Раненого, с разбитым вдребезги, размозженным лицом, приволокли его корейские партизаны к нашей границе, выше реки Тюмень-ула, и оставили на опушке леса, в траве. С великими трудностями они выкрали его у японцев;
Уткнувшись щекой в муравьиную кучу, Луза по-щенячьи дрожал от жгучей щекотки, кровавая каша его лица горела и дергалась. Он пробовал морщиться и стучать зубами, но перебитые мускулы не слушались, да и целых зубов не было почти что ни одного.

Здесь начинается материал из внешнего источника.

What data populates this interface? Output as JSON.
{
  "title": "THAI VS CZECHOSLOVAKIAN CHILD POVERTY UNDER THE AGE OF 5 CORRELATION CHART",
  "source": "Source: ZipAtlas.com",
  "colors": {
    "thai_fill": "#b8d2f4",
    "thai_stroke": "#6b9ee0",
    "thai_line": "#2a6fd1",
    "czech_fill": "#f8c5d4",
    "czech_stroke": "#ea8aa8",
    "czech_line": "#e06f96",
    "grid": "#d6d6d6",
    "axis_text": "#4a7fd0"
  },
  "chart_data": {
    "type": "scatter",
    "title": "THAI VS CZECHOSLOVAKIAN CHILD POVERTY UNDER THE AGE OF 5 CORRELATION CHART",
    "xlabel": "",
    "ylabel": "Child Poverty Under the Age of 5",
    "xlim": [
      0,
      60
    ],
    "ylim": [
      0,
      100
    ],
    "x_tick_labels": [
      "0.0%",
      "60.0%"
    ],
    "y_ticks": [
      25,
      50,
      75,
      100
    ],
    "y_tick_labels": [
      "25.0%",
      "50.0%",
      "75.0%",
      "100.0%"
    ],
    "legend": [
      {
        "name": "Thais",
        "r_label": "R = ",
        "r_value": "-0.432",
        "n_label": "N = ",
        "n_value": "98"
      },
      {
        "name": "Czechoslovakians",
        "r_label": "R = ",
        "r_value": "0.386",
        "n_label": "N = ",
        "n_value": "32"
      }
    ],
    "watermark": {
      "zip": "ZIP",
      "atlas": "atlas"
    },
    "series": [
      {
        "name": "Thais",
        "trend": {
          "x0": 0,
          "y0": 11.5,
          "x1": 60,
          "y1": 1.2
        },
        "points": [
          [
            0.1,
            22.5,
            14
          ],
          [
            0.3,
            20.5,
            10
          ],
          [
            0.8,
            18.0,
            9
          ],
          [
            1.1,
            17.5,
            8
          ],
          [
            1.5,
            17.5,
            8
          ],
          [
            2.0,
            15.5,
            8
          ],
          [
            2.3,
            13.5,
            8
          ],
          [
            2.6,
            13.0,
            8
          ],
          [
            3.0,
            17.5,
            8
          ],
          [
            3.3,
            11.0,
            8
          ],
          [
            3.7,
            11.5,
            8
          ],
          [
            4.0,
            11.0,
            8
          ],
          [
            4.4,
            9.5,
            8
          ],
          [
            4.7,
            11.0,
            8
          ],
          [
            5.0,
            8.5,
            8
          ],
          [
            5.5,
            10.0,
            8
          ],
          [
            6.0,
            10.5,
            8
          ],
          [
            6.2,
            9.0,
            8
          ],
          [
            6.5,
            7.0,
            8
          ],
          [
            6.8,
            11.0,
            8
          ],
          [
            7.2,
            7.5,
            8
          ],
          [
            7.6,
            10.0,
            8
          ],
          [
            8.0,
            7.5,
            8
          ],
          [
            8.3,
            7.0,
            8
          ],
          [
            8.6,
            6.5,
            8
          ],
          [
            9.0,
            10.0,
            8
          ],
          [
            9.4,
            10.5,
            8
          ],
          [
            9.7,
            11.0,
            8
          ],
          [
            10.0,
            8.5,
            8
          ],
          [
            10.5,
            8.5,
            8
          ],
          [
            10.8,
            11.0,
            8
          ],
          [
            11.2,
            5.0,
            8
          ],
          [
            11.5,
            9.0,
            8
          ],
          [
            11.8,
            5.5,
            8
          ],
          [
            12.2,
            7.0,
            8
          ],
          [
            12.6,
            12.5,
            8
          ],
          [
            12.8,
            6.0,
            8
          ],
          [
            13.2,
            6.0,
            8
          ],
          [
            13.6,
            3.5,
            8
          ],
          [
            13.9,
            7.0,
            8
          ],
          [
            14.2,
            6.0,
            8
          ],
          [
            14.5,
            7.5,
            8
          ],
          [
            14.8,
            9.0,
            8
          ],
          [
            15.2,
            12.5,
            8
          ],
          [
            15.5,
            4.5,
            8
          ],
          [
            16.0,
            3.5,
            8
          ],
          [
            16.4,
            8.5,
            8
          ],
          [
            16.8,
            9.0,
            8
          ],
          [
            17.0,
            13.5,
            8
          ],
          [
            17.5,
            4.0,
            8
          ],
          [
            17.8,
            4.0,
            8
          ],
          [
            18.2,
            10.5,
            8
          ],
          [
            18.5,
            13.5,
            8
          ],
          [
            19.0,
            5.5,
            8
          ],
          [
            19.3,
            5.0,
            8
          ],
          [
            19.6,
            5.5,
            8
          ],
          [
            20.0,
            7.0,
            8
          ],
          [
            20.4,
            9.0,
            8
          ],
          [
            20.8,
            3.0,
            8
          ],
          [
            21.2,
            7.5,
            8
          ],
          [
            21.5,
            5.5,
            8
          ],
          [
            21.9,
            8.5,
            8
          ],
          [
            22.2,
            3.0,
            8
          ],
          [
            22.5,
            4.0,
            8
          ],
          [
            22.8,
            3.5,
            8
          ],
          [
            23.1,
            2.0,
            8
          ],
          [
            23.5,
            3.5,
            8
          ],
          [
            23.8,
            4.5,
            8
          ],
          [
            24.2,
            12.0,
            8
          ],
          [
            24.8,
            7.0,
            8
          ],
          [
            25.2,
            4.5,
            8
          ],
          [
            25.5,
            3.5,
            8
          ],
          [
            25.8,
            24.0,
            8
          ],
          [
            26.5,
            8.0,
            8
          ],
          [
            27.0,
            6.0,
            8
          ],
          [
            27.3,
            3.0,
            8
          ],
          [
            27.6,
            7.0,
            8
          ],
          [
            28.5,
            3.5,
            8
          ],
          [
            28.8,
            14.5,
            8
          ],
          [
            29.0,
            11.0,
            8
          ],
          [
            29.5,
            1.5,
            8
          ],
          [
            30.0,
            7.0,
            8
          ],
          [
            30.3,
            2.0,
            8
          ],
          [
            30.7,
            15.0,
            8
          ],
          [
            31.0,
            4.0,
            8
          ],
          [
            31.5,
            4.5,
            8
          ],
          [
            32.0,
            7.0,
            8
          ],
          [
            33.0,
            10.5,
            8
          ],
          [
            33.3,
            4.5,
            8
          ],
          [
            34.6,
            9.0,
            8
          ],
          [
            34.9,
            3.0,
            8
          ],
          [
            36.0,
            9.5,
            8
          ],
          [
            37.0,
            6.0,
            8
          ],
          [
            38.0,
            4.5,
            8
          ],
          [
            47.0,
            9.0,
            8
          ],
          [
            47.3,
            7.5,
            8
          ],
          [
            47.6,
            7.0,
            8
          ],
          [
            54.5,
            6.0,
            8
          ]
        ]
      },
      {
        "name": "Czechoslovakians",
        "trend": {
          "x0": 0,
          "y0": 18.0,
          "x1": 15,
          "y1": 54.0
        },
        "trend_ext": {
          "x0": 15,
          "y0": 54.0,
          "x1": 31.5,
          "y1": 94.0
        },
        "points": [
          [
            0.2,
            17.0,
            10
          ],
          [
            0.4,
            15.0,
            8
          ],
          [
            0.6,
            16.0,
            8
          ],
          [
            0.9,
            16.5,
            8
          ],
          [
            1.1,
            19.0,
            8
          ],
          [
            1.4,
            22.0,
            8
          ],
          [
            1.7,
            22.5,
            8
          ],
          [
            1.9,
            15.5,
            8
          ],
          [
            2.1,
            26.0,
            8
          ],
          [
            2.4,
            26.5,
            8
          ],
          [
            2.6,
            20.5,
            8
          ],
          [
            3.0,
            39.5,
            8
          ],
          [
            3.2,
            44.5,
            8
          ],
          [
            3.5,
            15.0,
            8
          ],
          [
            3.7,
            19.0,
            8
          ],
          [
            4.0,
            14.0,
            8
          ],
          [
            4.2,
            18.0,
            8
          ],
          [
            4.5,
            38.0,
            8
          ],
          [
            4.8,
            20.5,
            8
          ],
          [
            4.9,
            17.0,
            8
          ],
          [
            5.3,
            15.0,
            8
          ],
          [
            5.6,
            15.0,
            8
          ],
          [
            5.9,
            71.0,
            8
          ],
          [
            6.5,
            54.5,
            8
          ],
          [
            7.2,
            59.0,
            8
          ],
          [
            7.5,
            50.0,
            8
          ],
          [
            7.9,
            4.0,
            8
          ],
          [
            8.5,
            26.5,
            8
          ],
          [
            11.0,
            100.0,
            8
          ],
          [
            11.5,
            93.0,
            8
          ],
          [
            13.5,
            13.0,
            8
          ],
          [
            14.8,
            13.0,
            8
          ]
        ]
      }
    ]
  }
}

Шумно вдыхая воздух, он пытался сдуть лезущих в рот насекомых, но, минуя губы, они ползли в щели на щеках, бегали по костям ободранных скул. Его пугало, что муравьи заберутся в легкие и закупорят, закроют дыхание, лишат последней силы, которой владел он.

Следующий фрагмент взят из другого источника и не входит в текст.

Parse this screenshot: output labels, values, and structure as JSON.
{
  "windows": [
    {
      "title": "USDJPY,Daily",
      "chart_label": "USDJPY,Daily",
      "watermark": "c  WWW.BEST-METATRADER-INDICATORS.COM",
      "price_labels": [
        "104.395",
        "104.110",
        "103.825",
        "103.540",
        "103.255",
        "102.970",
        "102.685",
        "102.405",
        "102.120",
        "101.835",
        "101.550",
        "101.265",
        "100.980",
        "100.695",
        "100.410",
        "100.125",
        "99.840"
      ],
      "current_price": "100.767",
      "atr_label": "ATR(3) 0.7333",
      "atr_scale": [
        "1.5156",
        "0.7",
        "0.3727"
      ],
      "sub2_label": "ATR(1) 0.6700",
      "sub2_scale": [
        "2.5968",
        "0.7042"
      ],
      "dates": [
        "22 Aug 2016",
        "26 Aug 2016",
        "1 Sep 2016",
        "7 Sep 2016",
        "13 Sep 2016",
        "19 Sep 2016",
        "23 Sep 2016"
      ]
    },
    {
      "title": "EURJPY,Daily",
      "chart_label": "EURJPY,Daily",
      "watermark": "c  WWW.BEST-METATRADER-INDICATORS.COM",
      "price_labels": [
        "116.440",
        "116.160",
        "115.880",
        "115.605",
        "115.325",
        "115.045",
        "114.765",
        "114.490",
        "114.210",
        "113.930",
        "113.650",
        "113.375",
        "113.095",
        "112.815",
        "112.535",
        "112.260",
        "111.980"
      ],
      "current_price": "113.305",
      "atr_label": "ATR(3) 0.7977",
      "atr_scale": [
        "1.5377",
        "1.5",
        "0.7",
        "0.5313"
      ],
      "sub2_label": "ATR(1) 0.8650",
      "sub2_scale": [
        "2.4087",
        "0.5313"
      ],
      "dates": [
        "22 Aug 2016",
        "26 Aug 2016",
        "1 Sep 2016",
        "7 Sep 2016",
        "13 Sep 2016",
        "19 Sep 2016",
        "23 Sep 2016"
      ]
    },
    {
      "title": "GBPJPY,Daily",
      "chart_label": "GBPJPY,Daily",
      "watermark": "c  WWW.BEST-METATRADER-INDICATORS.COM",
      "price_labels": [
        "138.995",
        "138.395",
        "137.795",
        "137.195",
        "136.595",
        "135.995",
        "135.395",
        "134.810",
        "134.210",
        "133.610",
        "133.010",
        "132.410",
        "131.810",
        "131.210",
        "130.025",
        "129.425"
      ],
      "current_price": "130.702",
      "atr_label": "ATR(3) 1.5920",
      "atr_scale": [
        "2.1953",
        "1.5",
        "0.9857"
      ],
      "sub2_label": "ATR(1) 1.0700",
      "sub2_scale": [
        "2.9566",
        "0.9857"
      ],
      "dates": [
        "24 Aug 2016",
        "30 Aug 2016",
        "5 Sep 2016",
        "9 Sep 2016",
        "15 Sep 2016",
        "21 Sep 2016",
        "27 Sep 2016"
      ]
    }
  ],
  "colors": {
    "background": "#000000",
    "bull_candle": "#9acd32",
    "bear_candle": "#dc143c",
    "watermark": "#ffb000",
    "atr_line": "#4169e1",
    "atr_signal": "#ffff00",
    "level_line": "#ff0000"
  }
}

Нашел и подобрал его пограничный колхозник. Луза дышал в землю, до конца отжимая легкие. Колхозник боязливо коснулся его плеча.
— Е-ерни, — промычал Луза.
Тот поднял с земли его голову, осыпанную муравьями; кожа лица висела клочьями. Он перекатил Лузу на бок, потом на спину, стараясь не смотреть ему в глаза.
— Аош? — спросил Луза, пытаясь спросить, хорош ли он, и рукой без слов послал за помощью.
Колхозник побежал к Варваре Ильиничне, она верхом поскакала к границе.
В военном госпитале, куда Луза попал через час, молодой рослый хирург, отвернувшись к ассистентам, сказал:
— Сюда бы, знаете, часового мастера надо, а не хирурга. Миллион мелкой работы.
Чистка раны шла без наркоза. Без наркоза же, на одном терпеже, срезали какие-то куски мяса, сращивая костяную труху, и крепили проволокой нижнюю челюсть. Потом просвечивали рентгеном основание затылка и опять резали, пилили, сшивали, вытаскивали остатки зубов из остатков десен; доведя Лузу до изнеможения, наглухо забинтовали голову, проведя сквозь повязки дренажные трубки от лица наружу, и он стал похож на водолаза в белом скафандре с усами каучуковых проводов, окунутых в эмалированные чашечки.
Он лежал не двигаясь, но мелкие движеньица ходили внутри его. Боль чувствовалась не в одном каком-нибудь месте, а окружала его со всех сторон.